Gerry Bowler: What the Addictions Minister Gets Wrong About Harm Reduction

Commentary

Carolyn Bennett, federal minister of mental health and addictions, recently announced a change to Canada’s policies on illegal drug use. As of Jan. 1, 2023, a three-year experimental period will be inaugurated in British Columbia whereby small quantities of substances such as heroin, cocaine, methamphetamine, and MDMA (ecstasy) will be allowed for personal use. Under this new plan, those found with these drugs will not arrested, charged, or have their drugs seized. Instead, a helpful police officer or social worker will offer them information on available health and social services.

This move came as a surprise to some with knowledge of a similar decriminalization undertaken in Oregon. In that state, possession of such drugs is penalized only by a maximum US$100 fine, which can be waived if the person calls a counselling hotline for a health assessment. Of the 2,000 tickets issued by police, only 19 ended with someone requesting help with addiction. Half those given citations never even showed up in court. Most importantly, deaths from drug overdoses have increased as have opioid overdoses treated by emergency rooms.

Carolyn Bennett cannot have been unaware of these uncomfortable statistics, but she says, “We are doing this to save lives, but also to give people using drugs their dignity and choices.”

I suppose I care as much as the next citizen about addicts’ dignity, but I wonder how the minister can ignore those victims of personal choice not mentioned in her “harm reduction” policy. I refer to the river of blood on which cocaine, meth, and heroin float on their way to Canadian drug users.

Before the next Ontario lawyer bends to snort a line, or the next Nova Scotian trucker pops a pill, or the next B.C. junkie searches for a vein, they should spare a thought for the atrocities that have made it possible for them to exercise their choice in recreation.
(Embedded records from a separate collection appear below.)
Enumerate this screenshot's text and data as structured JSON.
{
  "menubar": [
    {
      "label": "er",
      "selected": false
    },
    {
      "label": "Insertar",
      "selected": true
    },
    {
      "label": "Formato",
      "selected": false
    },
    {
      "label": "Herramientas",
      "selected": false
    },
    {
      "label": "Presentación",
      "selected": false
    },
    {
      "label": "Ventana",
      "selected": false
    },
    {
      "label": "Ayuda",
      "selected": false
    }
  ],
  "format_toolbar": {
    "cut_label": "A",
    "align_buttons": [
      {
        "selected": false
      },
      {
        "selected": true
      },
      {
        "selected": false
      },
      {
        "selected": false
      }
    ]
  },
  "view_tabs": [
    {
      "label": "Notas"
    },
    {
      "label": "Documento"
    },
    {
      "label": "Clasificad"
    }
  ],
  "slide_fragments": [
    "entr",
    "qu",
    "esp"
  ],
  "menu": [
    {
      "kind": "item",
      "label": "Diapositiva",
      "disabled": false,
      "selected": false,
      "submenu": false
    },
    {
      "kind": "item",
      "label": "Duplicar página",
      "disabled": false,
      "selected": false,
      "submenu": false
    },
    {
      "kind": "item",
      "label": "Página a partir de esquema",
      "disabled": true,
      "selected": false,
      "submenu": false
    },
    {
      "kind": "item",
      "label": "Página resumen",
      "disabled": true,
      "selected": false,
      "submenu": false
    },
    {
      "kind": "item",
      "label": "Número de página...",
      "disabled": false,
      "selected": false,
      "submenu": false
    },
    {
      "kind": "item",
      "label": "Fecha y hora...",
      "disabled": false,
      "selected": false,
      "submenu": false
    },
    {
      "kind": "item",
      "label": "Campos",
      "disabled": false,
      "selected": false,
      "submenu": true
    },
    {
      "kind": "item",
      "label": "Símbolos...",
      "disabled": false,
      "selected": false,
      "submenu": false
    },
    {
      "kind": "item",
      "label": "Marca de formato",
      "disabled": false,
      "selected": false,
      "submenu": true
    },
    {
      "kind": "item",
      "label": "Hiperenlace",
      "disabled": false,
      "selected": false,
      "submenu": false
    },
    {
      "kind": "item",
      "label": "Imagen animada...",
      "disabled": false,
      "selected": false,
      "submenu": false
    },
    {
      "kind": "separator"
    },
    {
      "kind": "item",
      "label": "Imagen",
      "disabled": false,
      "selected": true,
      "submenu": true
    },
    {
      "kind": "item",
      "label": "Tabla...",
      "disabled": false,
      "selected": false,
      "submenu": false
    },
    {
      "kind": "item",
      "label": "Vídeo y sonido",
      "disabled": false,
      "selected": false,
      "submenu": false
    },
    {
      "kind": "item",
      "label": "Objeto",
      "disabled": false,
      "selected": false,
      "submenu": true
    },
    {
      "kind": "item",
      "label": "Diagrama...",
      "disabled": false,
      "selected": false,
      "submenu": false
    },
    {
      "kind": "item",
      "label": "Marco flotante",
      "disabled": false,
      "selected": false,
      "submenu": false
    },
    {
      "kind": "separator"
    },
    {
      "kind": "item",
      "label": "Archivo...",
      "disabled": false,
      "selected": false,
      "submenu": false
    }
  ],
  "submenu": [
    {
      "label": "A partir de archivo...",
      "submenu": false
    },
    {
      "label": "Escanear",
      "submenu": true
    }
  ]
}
Maybe they, and Ms. Bennett, should think about those buses hijacked in San Fernando, Mexico, in 2011. The passengers were kidnapped. The women were raped and then killed. The male victims were forced to fight to the death with other hostages, who were given knives, hammers, machetes, and clubs. The survivors were recruited as hitmen for the Los Zetas drug cartel. Authorities eventually recovered 193 bodies.

In Durango and Tamaulipas, 450 bodies were uncovered; five headless bodies in Acapulco; a mass grave containing 250 skulls in Veracruz; 52 burnt to death in Monterrey; nine bodies hanging from a bridge in Nuevo Laredo. Reporters murdered. Politicians killed. Prosecutors and judges assassinated. Over a quarter of a million Mexicans dead at the hands of narco-cartels since 2006 so that North American drug consumers can enjoy their momentary rush.

Drug money has fuelled vicious revolutionary movements such as FARC in Colombia, Peru’s Shining Path, and ISIS in the Middle East. Death squads linked to drug gangs assassinated the president of Haiti and gunned down a Paraguayan prosecutor on his honeymoon. Violence for control of the trade in cocaine, methamphetamines, and fentanyl destabilizes democracies in the Western Hemisphere.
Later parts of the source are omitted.